La responsabilité du colonisateur belge ne peut pas être éludée. Dans la balance, d'un côté, l'édification des infrastructures d'un Etat moderne (administration, santé, enseignement, communications, industrie...), de l'autre, l'asservissement de la population, un apartheid de fait, le racisme... Pour les Congolais, le bilan de la colonisation ne fut pas « globalement positif ». Celui de la décolonisation fut catastrophique. Absence de formation d'une élite congolaise, néocolonialisme économique de l'ancienne métropole, exacerbation des luttes intestines... Là aussi, les Belges ont failli.
Pour autant, les déficits de la colonisation n'expliquent pas, seuls, l'échec du développement. Il est temps aussi pour les Congolais d'exercer leur droit d'inventaire à l'égard de leurs dirigeants. Et l'aller-retour entre 1960 et 2010, que le jubilé du 30 juin invite à mener, ne doit pas occulter la période la plus sombre de l'histoire du Congo : les 32 ans de dictature du maréchal Mobutu.
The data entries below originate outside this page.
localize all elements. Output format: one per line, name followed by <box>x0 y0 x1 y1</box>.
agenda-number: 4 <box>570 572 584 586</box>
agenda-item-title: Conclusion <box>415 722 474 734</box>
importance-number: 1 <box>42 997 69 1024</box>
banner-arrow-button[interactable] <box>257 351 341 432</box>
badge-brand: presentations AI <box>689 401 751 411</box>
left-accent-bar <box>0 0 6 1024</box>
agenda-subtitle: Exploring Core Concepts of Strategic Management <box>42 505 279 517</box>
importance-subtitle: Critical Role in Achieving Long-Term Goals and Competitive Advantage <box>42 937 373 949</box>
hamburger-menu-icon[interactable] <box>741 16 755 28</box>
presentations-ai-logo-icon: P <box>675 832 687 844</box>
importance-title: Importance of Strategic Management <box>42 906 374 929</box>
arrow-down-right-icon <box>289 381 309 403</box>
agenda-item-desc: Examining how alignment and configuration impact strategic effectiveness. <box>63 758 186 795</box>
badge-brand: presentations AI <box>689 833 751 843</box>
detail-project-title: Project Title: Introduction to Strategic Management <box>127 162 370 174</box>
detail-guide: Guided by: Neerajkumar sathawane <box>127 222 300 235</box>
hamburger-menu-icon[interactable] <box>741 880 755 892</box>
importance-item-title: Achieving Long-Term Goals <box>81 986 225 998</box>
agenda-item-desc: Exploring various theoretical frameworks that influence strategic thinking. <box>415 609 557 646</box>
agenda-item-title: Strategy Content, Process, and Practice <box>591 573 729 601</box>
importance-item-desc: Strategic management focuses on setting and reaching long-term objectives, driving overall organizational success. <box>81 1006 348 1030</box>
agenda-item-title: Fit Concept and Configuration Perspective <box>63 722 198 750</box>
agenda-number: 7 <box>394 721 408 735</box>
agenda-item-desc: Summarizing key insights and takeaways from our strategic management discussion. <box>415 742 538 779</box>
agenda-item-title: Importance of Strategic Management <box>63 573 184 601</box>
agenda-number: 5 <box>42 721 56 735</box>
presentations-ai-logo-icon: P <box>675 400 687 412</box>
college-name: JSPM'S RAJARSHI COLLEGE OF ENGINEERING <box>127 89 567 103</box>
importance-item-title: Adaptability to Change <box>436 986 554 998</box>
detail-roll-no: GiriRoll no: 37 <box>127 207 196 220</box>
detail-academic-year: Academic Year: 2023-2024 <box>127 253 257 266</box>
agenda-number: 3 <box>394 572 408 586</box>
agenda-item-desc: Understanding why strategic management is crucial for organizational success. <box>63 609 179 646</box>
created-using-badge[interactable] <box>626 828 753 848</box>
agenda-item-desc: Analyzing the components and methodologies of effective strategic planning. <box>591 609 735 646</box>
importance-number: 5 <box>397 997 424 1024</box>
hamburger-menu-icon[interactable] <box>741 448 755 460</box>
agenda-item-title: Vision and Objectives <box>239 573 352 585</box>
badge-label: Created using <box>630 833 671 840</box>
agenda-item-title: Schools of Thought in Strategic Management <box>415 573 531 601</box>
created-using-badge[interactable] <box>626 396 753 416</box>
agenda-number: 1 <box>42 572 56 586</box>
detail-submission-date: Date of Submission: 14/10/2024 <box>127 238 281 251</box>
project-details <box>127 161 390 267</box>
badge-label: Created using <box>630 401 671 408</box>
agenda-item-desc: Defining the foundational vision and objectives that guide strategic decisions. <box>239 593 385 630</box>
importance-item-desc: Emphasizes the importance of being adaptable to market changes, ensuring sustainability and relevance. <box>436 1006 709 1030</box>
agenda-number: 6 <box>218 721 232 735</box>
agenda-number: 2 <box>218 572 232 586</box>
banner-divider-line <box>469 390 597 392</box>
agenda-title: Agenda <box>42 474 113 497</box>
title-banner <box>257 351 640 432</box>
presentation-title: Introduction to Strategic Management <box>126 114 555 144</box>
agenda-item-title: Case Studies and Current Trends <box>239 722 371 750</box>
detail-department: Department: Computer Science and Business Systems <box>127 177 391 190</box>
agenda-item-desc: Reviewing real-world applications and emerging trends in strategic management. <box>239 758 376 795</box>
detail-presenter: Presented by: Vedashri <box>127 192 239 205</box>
Prédation, corruption, fait du prince : la longue descente aux enfers du Congo-Zaïre s'est accomplie sous l'oeil complice d'un Occident trop heureux de pouvoir se reposer sur un « rempart contre le communisme ». Ensuite, une démocratisation en trompe-l'oeil a précipité le renversement de pouvoir par la violence et a conduit, paroxysme du drame congolais, aux guerres sanglantes, à dimension régionale, de 1996-1997 et de 1998-2002. On l'aura compris : le bilan de 50 ans d'indépendance du Congo n'est pas le bilan de Joseph Kabila.
Son accession au pouvoir, en novembre 2006, a même suscité de l'optimisme, mâtiné depuis d'inquiétudes. Kabila Jr a mis fin aux conflits ouverts dans l'est du pays, a assis son pouvoir par une légitimité démocratique et a attiré les investisseurs chinois. Mais il n'a pas éteint tous les foyers potentiels d'insurrection armée, il a muselé l'opposition politique et il peine à engranger des résultats sur les grands objectifs de rétablissement d'un Etat de droit qu'il s'est fixés. Pis, la répression des défenseurs des droits de l'homme, qu'illustre l'assassinat de Floribert Chebeya, fait craindre un retour à des pratiques dignes du... mobutisme.
L'actualité se montre parfois cruelle. Alors que les célébrations du 50e anniversaire jettent un regard sur la réalité souvent douloureuse de la population du Congo, le Mondial de football en Afrique du Sud vante l'harmonie d'une nation arc-en-ciel qui, sans vivre un quotidien toujours idyllique, jouit d'une certaine prospérité. Les Congolais, qui endurent la misère depuis des années, mériteraient, eux aussi, leur Mandela.